En conclusion, on soulignera les quelques difficultés dans Soleil noir à jongler avec les dates figurant en tête de chaque chapitre qui ne sont pas toujours chronologiques, créant parfois la confusion et obligeant à revenir en arrière pour comprendre. Par contre, de nombreux dialogues, de l’humour, de l’action, mais aussi des moments d’émotion et de tristesse, l’absence de détails superflus, constituent les ingrédients principaux de ce polar au rythme soutenu. Les discrètes allusions aux coutumes locales ajoutent une petite touche d’exotisme très agréable, avec le marché aux sorcières, les “achachilas”, ces esprits des ancêtres qui hantent les montagnes autour de La Paz, s’incarnant dans les chiens disséminés le long de la route… Car polar peut aussi rimer avec évasion et culture, faire réfléchir sur des sujets d’actualité et de politique, sans pour autant s’ennuyer, bien au contraire.
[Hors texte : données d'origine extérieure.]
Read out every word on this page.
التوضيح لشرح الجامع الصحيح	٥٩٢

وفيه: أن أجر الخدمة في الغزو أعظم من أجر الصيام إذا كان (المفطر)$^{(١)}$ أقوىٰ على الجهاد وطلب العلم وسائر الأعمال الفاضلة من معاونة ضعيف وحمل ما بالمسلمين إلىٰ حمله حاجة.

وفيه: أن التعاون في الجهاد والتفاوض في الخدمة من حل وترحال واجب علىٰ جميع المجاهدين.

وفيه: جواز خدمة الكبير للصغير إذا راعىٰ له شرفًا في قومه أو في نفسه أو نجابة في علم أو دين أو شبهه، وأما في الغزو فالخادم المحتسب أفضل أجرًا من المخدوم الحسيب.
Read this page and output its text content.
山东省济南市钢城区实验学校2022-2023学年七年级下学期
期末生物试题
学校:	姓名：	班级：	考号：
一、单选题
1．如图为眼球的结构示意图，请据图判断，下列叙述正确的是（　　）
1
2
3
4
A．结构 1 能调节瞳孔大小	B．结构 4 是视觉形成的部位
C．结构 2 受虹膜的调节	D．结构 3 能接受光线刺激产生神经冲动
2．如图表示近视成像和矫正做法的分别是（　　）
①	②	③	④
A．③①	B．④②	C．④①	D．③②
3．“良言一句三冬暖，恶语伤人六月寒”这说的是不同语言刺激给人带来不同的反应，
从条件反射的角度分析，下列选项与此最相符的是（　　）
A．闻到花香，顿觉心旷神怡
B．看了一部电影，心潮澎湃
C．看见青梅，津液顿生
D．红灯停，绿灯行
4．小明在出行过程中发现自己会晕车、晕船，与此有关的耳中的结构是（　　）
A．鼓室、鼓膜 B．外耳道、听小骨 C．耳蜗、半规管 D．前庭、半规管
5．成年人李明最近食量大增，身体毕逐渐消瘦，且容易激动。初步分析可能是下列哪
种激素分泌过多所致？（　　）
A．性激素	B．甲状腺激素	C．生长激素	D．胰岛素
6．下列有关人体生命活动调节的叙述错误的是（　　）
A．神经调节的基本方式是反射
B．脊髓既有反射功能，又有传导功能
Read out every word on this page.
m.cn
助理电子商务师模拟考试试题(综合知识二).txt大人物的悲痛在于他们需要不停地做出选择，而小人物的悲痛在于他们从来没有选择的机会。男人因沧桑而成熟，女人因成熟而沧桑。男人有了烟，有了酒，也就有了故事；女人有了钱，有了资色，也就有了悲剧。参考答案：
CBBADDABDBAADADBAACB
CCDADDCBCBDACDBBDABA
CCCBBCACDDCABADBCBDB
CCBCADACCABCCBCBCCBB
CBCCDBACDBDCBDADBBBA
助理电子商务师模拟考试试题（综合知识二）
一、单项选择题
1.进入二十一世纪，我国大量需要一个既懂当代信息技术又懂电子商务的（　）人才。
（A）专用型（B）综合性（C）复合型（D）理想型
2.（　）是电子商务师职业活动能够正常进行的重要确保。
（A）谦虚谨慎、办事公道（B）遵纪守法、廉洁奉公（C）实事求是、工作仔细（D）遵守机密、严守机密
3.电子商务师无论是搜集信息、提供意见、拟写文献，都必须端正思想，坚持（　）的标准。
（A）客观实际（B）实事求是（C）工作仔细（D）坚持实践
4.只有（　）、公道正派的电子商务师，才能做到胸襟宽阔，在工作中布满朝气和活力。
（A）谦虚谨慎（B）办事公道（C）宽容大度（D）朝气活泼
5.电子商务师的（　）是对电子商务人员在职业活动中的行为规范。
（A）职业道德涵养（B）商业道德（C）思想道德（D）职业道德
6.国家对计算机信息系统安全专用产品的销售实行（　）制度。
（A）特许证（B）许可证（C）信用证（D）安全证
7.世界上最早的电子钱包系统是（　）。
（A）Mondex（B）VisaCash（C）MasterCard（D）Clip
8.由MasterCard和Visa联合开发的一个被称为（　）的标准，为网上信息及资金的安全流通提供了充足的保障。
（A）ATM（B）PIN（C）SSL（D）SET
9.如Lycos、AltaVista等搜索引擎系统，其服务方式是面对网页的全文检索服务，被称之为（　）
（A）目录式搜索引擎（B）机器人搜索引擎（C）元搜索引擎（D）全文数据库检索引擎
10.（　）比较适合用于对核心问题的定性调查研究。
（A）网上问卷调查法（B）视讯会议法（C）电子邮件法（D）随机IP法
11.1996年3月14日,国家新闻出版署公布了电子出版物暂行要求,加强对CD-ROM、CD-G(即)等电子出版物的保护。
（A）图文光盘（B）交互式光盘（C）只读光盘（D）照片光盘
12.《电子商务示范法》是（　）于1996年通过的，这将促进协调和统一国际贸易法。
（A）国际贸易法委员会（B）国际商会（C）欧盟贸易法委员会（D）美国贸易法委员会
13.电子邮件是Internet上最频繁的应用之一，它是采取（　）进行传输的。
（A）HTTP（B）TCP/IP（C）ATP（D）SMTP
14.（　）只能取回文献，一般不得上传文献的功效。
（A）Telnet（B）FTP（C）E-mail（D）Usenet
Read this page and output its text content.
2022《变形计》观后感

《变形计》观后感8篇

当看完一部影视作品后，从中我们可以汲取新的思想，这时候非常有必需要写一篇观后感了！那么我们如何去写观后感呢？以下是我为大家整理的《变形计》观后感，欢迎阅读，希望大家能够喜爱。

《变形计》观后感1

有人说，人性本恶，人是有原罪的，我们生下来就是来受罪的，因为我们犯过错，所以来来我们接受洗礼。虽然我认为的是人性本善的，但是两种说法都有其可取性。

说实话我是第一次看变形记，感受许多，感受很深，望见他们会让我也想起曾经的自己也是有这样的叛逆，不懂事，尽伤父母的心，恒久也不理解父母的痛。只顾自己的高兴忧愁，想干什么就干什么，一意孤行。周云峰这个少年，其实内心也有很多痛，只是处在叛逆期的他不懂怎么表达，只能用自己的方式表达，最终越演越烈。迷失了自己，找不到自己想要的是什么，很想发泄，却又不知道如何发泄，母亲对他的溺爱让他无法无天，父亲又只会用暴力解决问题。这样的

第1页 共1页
“Alors qu’il se redressait, il sentit ses jambes se dérober sous lui. Il eut juste le temps de s’agripper à l’armoire. Il s’appuya contre le meuble massif et respira profondément. Le médecin l’avait averti, il était encore en convalescence et serait sujet à des crises de vertige pendant quelques jours.” (Pages 68-69).
“Entre-temps, elle avait compris que le mal pouvait adopter de multiples apparences, se terrer n’importe où, et rejaillir au moment où l’on s’y attendait le moins.” (Page 119).
“Pour cela, il faudrait de l’argent…Quand il y en a, il va d’abord dans la poche des politiciens. Le pays est corrompu, malade de son propre système. Les ressources ne manquent pourtant pas, nous avons de tout: de l’argent, du bois, du gaz…Mais elles sont exploitées par des entreprises étrangères, rien ne reste ici. Un mendiant assis sur un trône en or, voilà ce qu’est la Bolivie.” (Page 140).
“Fouiller dans le ventre de la Bête était mal considéré par une majorité de ses concitoyens qui préféraient enterrer le passé. Pour eux, explorer les relations étroites que l’Argentine avait entretenues et entretenait peut-être encore avec d’anciens nazis tenait du sacrilège. Cette inquisition remettait en cause la personnalité de Juan Peron, et par ricochet, celle de sa femme Evita, icônes nationales sanctifiées par bon nombre d’Argentins.” (Pages 180-181).
Christophe Sémont est né dans l’Allier en novembre 1973 d’un père bourbonnais et d’une mère bretonne. Après des études à Clermont, il s’installe dans l’Ouest où il travaille dans une agence média comme directeur du marketing.
Christophe Sémont a longtemps sillonné les routes de notre planète sac au dos, avec une prédilection pour l’Amérique du sud, avant de se poser afin de fonder une famille. De ses pérégrinations personnelles, il a tiré un goût prononcé pour les histoires de toutes sortes, qu’elles soient orales ou écrites, réelles ou fantaisistes. Malgré une vie bien remplie, il continue de voyager. Il travaille actuellement à la rédaction de son 4e roman.